KARACHI (Staff Report) – Just a day after a Lahore-based woman was reported to have left for Syria to join terrorist group Islamic State along with her four children, another group of female Daesh affiliates has been exposed in Karachi, security sources said on Monday.
Sources added a suspected terrorist Kamran Gujjar, who was arrested from Punjab, revealed during the investigation that his wife and sister-in-law were working in Karachi for Daesh (an Arabic acronym for the terrorist organisation).
Both are experts in brainwashing, according to the suspect, and they are collecting funds for the terrorist group under the cover of a welfare organisation.

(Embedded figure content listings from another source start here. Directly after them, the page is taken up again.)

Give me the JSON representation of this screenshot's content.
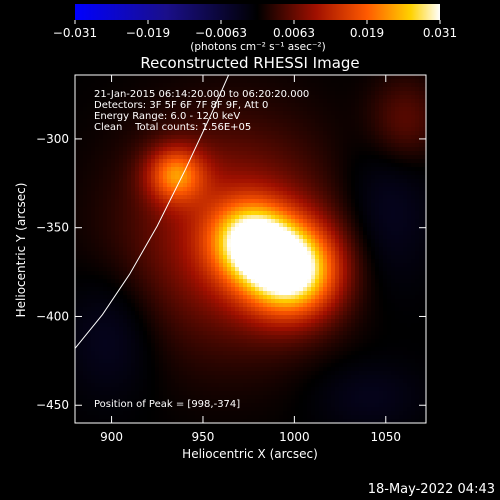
{
  "chart_data": {
    "type": "heatmap",
    "title": "Reconstructed RHESSI Image",
    "xlabel": "Heliocentric X (arcsec)",
    "ylabel": "Heliocentric Y (arcsec)",
    "xlim": [
      880,
      1072
    ],
    "ylim": [
      -460,
      -264
    ],
    "x_ticks": [
      900,
      950,
      1000,
      1050
    ],
    "y_ticks": [
      -300,
      -350,
      -400,
      -450
    ],
    "colorbar": {
      "range": [
        -0.031,
        0.031
      ],
      "ticks": [
        "-0.031",
        "-0.019",
        "-0.0063",
        "0.0063",
        "0.019",
        "0.031"
      ],
      "unit_text": "(photons cm⁻² s⁻¹ asec⁻²)",
      "colormap": "hot-with-blue-negatives"
    },
    "annotations": [
      "21-Jan-2015 06:14:20.000 to 06:20:20.000",
      "Detectors: 3F 5F 6F 7F 8F 9F, Att 0",
      "Energy Range: 6.0 - 12.0 keV",
      "Clean    Total counts: 1.56E+05"
    ],
    "peak_label": "Position of Peak = [998,-374]",
    "peak": [
      998,
      -374
    ],
    "sources": [
      {
        "x": 998,
        "y": -374,
        "amplitude": 0.031
      },
      {
        "x": 976,
        "y": -357,
        "amplitude": 0.022
      },
      {
        "x": 935,
        "y": -320,
        "amplitude": 0.017
      }
    ],
    "limb_curve": [
      [
        880,
        -418
      ],
      [
        895,
        -399
      ],
      [
        910,
        -376
      ],
      [
        925,
        -349
      ],
      [
        940,
        -318
      ],
      [
        955,
        -285
      ],
      [
        964,
        -264
      ]
    ],
    "grid": false
  },
  "timestamp": "18-May-2022 04:43"
}
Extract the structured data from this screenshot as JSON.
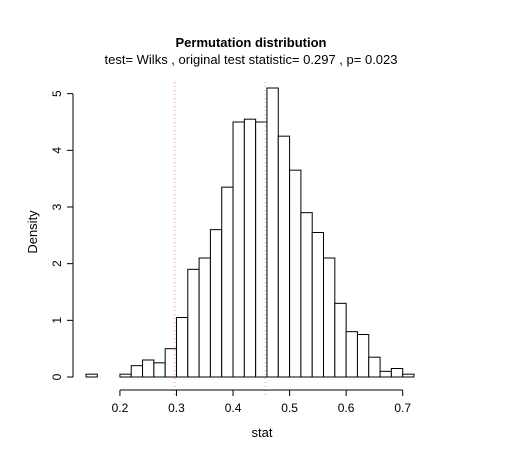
{
  "chart_data": {
    "type": "histogram",
    "title": "Permutation distribution",
    "subtitle": "test= Wilks , original test statistic= 0.297 , p= 0.023",
    "xlabel": "stat",
    "ylabel": "Density",
    "xlim": [
      0.14,
      0.72
    ],
    "ylim": [
      0,
      5.1
    ],
    "x_ticks": [
      0.2,
      0.3,
      0.4,
      0.5,
      0.6,
      0.7
    ],
    "y_ticks": [
      0,
      1,
      2,
      3,
      4,
      5
    ],
    "bin_width": 0.02,
    "bins": [
      {
        "x0": 0.14,
        "x1": 0.16,
        "density": 0.05
      },
      {
        "x0": 0.16,
        "x1": 0.18,
        "density": 0.0
      },
      {
        "x0": 0.18,
        "x1": 0.2,
        "density": 0.0
      },
      {
        "x0": 0.2,
        "x1": 0.22,
        "density": 0.05
      },
      {
        "x0": 0.22,
        "x1": 0.24,
        "density": 0.2
      },
      {
        "x0": 0.24,
        "x1": 0.26,
        "density": 0.3
      },
      {
        "x0": 0.26,
        "x1": 0.28,
        "density": 0.25
      },
      {
        "x0": 0.28,
        "x1": 0.3,
        "density": 0.5
      },
      {
        "x0": 0.3,
        "x1": 0.32,
        "density": 1.05
      },
      {
        "x0": 0.32,
        "x1": 0.34,
        "density": 1.9
      },
      {
        "x0": 0.34,
        "x1": 0.36,
        "density": 2.1
      },
      {
        "x0": 0.36,
        "x1": 0.38,
        "density": 2.6
      },
      {
        "x0": 0.38,
        "x1": 0.4,
        "density": 3.35
      },
      {
        "x0": 0.4,
        "x1": 0.42,
        "density": 4.5
      },
      {
        "x0": 0.42,
        "x1": 0.44,
        "density": 4.55
      },
      {
        "x0": 0.44,
        "x1": 0.46,
        "density": 4.5
      },
      {
        "x0": 0.46,
        "x1": 0.48,
        "density": 5.1
      },
      {
        "x0": 0.48,
        "x1": 0.5,
        "density": 4.25
      },
      {
        "x0": 0.5,
        "x1": 0.52,
        "density": 3.65
      },
      {
        "x0": 0.52,
        "x1": 0.54,
        "density": 2.9
      },
      {
        "x0": 0.54,
        "x1": 0.56,
        "density": 2.55
      },
      {
        "x0": 0.56,
        "x1": 0.58,
        "density": 2.1
      },
      {
        "x0": 0.58,
        "x1": 0.6,
        "density": 1.3
      },
      {
        "x0": 0.6,
        "x1": 0.62,
        "density": 0.8
      },
      {
        "x0": 0.62,
        "x1": 0.64,
        "density": 0.75
      },
      {
        "x0": 0.64,
        "x1": 0.66,
        "density": 0.35
      },
      {
        "x0": 0.66,
        "x1": 0.68,
        "density": 0.1
      },
      {
        "x0": 0.68,
        "x1": 0.7,
        "density": 0.15
      },
      {
        "x0": 0.7,
        "x1": 0.72,
        "density": 0.05
      }
    ],
    "reference_lines": [
      {
        "x": 0.297,
        "color": "#ff6b8a",
        "style": "dotted"
      },
      {
        "x": 0.457,
        "color": "#aaaaaa",
        "style": "dotted"
      }
    ],
    "grid": false,
    "legend": "none"
  }
}
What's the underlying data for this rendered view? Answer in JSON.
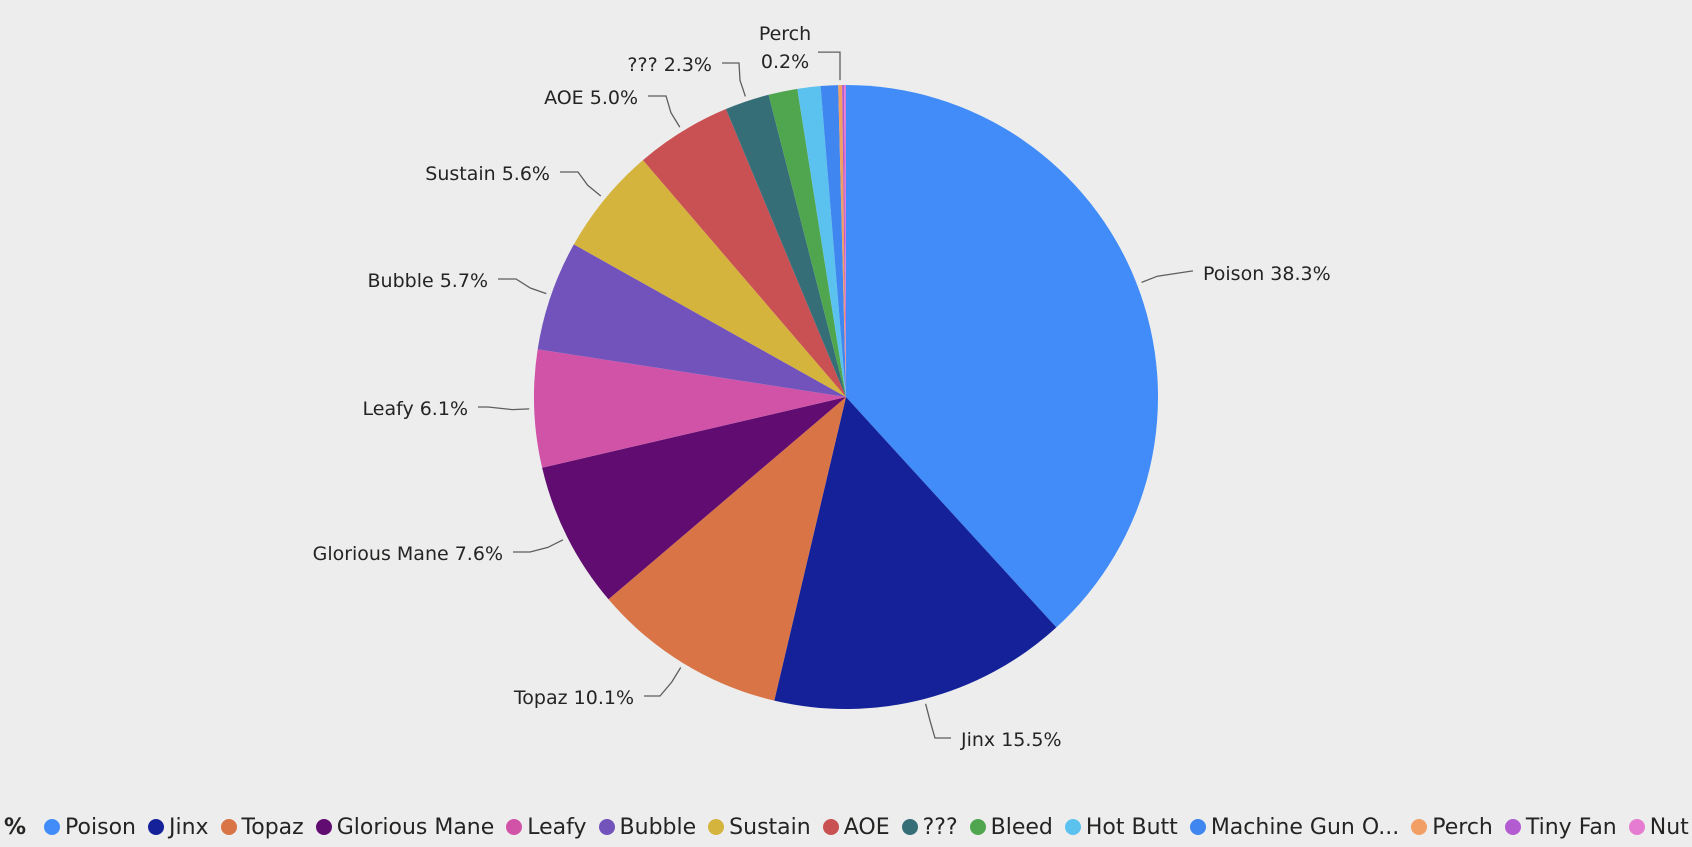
{
  "chart_data": {
    "type": "pie",
    "legend_title": "%",
    "legend_position": "bottom",
    "slices": [
      {
        "label": "Poison",
        "value": 38.3,
        "color": "#418CF9",
        "data_label": "Poison 38.3%"
      },
      {
        "label": "Jinx",
        "value": 15.5,
        "color": "#142198",
        "data_label": "Jinx 15.5%"
      },
      {
        "label": "Topaz",
        "value": 10.1,
        "color": "#D97446",
        "data_label": "Topaz 10.1%"
      },
      {
        "label": "Glorious Mane",
        "value": 7.6,
        "color": "#610C70",
        "data_label": "Glorious Mane 7.6%"
      },
      {
        "label": "Leafy",
        "value": 6.1,
        "color": "#D053A7",
        "data_label": "Leafy 6.1%"
      },
      {
        "label": "Bubble",
        "value": 5.7,
        "color": "#7153BB",
        "data_label": "Bubble 5.7%"
      },
      {
        "label": "Sustain",
        "value": 5.6,
        "color": "#D4B43D",
        "data_label": "Sustain 5.6%"
      },
      {
        "label": "AOE",
        "value": 5.0,
        "color": "#C95154",
        "data_label": "AOE 5.0%"
      },
      {
        "label": "???",
        "value": 2.3,
        "color": "#366E78",
        "data_label": "??? 2.3%"
      },
      {
        "label": "Bleed",
        "value": 1.5,
        "color": "#4FA64F",
        "data_label": ""
      },
      {
        "label": "Hot Butt",
        "value": 1.2,
        "color": "#5BC1EE",
        "data_label": ""
      },
      {
        "label": "Machine Gun O...",
        "value": 0.9,
        "color": "#3F86F0",
        "data_label": ""
      },
      {
        "label": "Perch",
        "value": 0.2,
        "color": "#F19F65",
        "data_label": "Perch|0.2%"
      },
      {
        "label": "Tiny Fan",
        "value": 0.1,
        "color": "#B35BD0",
        "data_label": ""
      },
      {
        "label": "Nut Cracker",
        "value": 0.1,
        "color": "#E57CD2",
        "data_label": ""
      }
    ]
  }
}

Kamran also revealed that several other women have also joined their group. Following the revelations, the security agencies have started conducting raids in different parts of the metropolis to arrested members of the group.
In a report last month, the Karachi police said a 20-member group of female supporters of Islamic State (IS) was active in Karachi. “These women brainwash young girls, provide funds for IS and also arrange wives for the terrorists of IS,” the report said.
On Sunday, the counter-terrorism department of Sindh police had arrested Sindh Islamic State (IS) head Umar Kathiwer for his involvement in Safoora bus carnage and other terror incidents. He was arrested upon the information provided by Safoora bus attack suspect Saad Aziz.
Meanwhile, Punjab Law Minister Rana Sanaullah has said the security agencies are trying to reach possible recruits of IS in Pakistan.
“Not more than a hundred Pakistanis people have gone from Pakistan to Syria and Iraq to join the terrorist organisation, Islamic State, or Daesh,” the law minister said.
Authorities in South Asia are concerned about the rise of the Daesh group in a region already beset by home-grown insurgencies fighting to topple local governments.
The Pakistani government says that Islamic State, a group founded in Syria and Iraq in 2013, does not have a credible presence in the country.
Several smaller militant groups and factions of the Pakistani Taliban have, however, pledged allegiance to Islamic State and its leader Abu Bakr al-Baghdadi since 2014.
Daesh is an Arabic acronym for the Islamic State (IS) group, which controls wide swathes of territory in Iraq and Syria.
Earlier, British media reported that hundreds of young women and girls are leaving their homes in western countries to join Islamist fighters in the Middle East, causing increasing concern among counter-terrorism investigators.